Research in our group focuses on a number of horizontal technology layers in the big data stack. At the top layer, we perform optimizations and increase the efficiency of software developed using big data frameworks such as Apache Spark. In the middleware layer, we develop efficient interfaces such as Apache Arrow to allow software components (such as JVM) to communicate efficiently with the hardware. And at the hardware layer, we develop optimized CPU or GPU implementations in addition to customized FPGA IP.
We use these technologies to target multiple application domains, focussed on genomics, machine learning and database systems. The field of genomics and personalized medicine is becoming extremely data-driven. This is due to the dramatic decrease in the price of DNA sequencing in the past decade, which resulted in shifting the bottleneck in DNA analysis from acquiring the DNA data to the actual processing and analysis of this data. Our group is working to streamline the whole genomic computational pipeline starting from data storage and transfer, all the way to data analysis and interpretation. Important collaborators in this field are Utrecht University Medical Center, Erasmus Medical Center and our own startup Bluebee.

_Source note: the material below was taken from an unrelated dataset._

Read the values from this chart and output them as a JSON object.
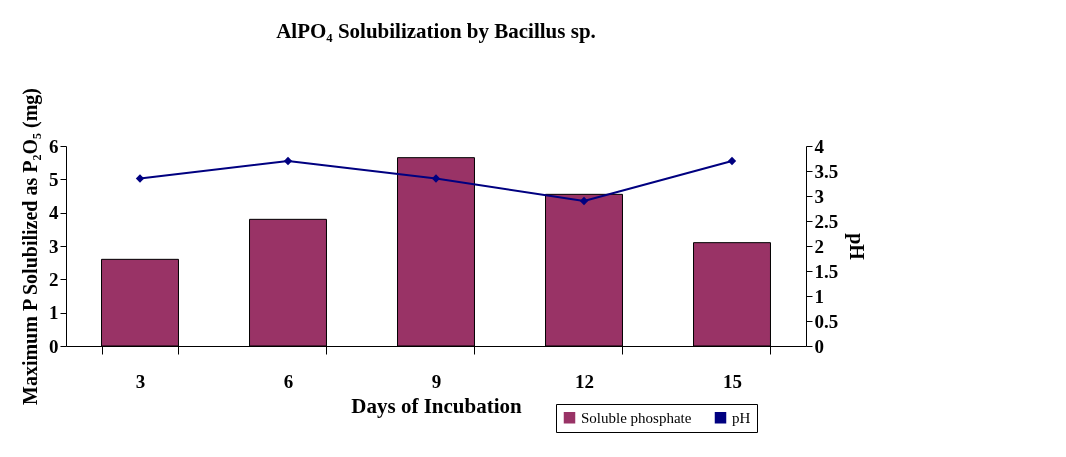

Another application domain the group focuses on is machine learning, which is becoming a central theme in the analysis of big data volumes. Collaborations between our group and a number of industrial partners have shown the viability of machine learning algorithms in various applications ranging from predictive maintenance to fraud detection. In addition, Spark is being used to enable the reliable in-memory computation of big data volumes, thereby reducing the bottleneck incurred by hard disk access for memory intensive tasks. A whole host of big data database systems (such as Cassandra and MongoDB) are being developed to manage the continuously increasing volumes of data. Important collaborators in this field are IBM, Philips Healthcare and Leiden University Medical Center.